2024’e ilişkin hedeflerin de paylaşıldığı konuşmada ‘2024’te daha sağlıklı bir tablo’nun ortaya çıkacağı vurgulandı. 2024’ün ilk yarısında mevcut yavaşlama eğilimi devam etse de ikinci yarıda toparlanmanın başlayabileceğini söyleyen Erdal Bahçıvan, “Yeni ekonomi yönetiminin ortaya koyduğu hedefleri bir nihai nokta değil, bilakis ara hedefler olarak görüyoruz. Programda ortaya konulan makro hedefleri yapısal reformların izlemesi gerektiğini düşünüyoruz. Orta Vadeli Program’da ortaya konulan hukuk başta olmak üzere yapısal dönüşüm vizyonunun kağıt üstünde kalmaması çok önemli. Ülkemizde sadece makro ekonomik dengeleri değil, yatırım iklimini de onarmamız gerekiyor” diye konuştu.
ENFLASYONDA ‘MUTLAK ZAFER’ VURGUSU
Her dönemin kendine has özellikleri olduğunu kaydeden Erdal Bahçıvan, “Bu dönemin başlıca özelliği hız. Hız çağında yıllar ve günler eskisinden çok çabuk geçiyor. Yeni yıl, yeni umutlar ve beklentiler demek. Geride bırakacağımız yılın muhasebesini yaparken öncelikli dileğimiz; en azından, geride kalan yıldan daha iyi olması; 2024’ün dünyaya, ülkemize barış ve bereket, hepimize sağlık, huzur ve mutluluk getirmesidir” ifadelerini kullandı.

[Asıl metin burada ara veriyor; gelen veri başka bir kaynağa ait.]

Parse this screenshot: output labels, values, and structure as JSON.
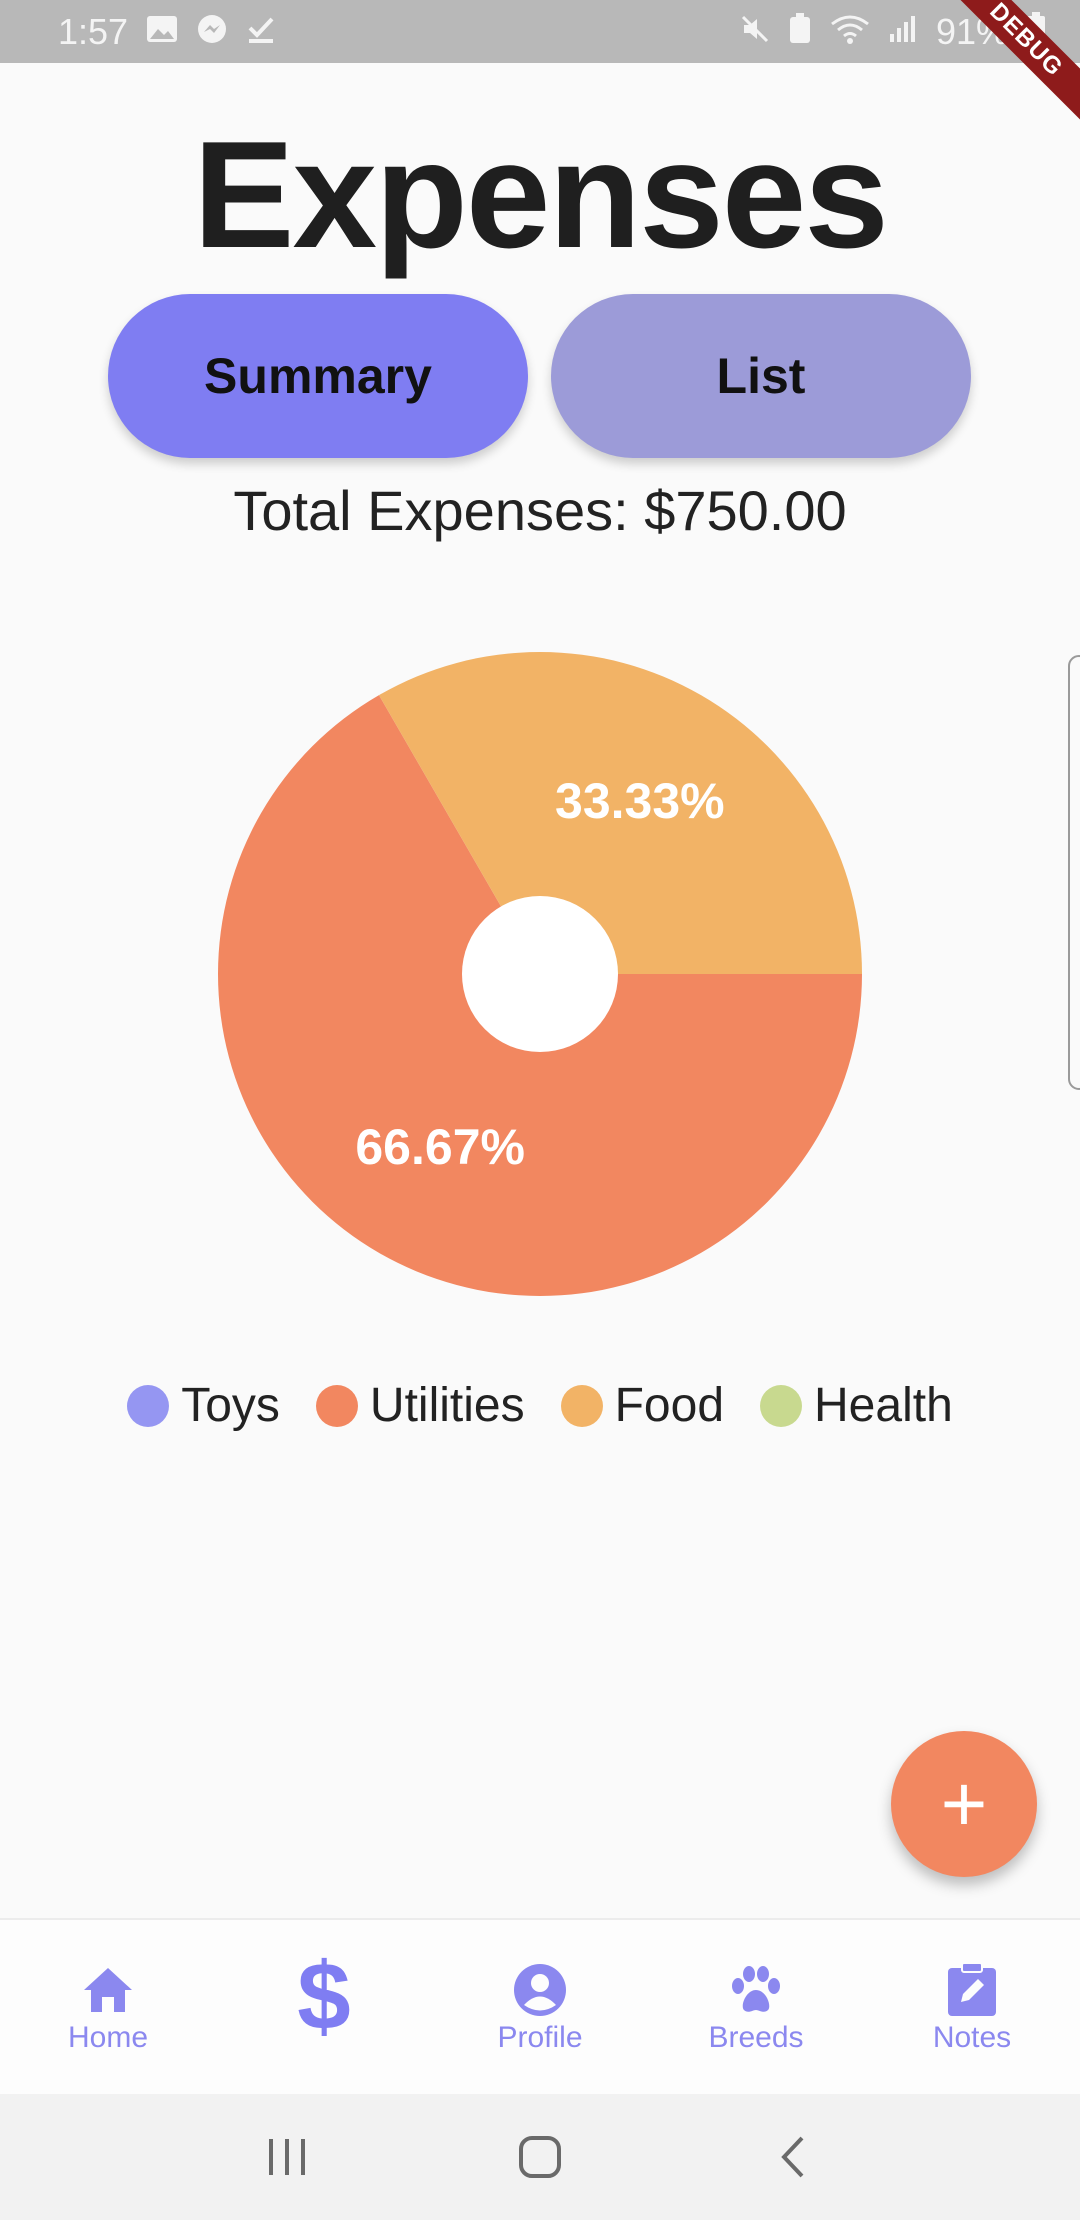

Bahçıvan, dünya ekonomisinde 2023’ün, 2022’de yaşanan şokların mirasını devraldığını dile getirdi. İSO Başkanı, “Gelinen noktada küresel ekonomik ortam, dipten dönüş sinyallerine rağmen, halen ülkemiz ekonomisi için destekleyici olmaktan uzak. Bunun ana sebeplerinden biri yüksek faiz ortamı. Son verilere baktığımızda, enerji şokunun büyük oranda atlatılmasıyla enflasyon geri çekilirken büyük merkez bankaları da faiz artırımlarını hemen hemen sonlandırmış durumda. Yine de dünya enflasyon karşısında mutlak zafer ilan edebilmiş değil. Faizler muhtemelen 2024’ün ilerleyen dönemlerine kadar yüksek kalacak” diye konuştu.
İŞGÜCÜ VASFI EKSİK KALDI
-Yeni ekonomi yönetiminin ortaya koyduğu hedefleri bir nihai nokta değil, ara hedefler olarak gördüklerini belirten Bahçıvan, “Makro hedefleri yapısal reformların izlemesi gerek. Zira üretimde yapısal dönüşüm artık ertelenebilir olmaktan çıktı, kaçınılmaz bir zorunluluk haline geldi. Sanayimizin ölçek sorunundan işgücü vasfına kadar tamamlamamız gereken ciddi eksiklerimiz var”dedi. Bahçıvan şöyle devam etti: “Ekonominin paydaşları olarak dezenflasyon ve ekonomik dengelenme doğrultusunda yaşadığımız geçiş sürecine katkı sağlarken, üretimde verimlilik ve teknoloji açığımızı kapatacak kapsamlı bir reform sürecine de odaklanmamız gerekiyor. Zira üretimde katma değer ve teknoloji odaklı bir dönüşüm, eğitim, altyapı, işgücü piyasası, teşvik sistemi gibi pek çok alanda bütüncül bir stratejik planlama gerektiriyor.”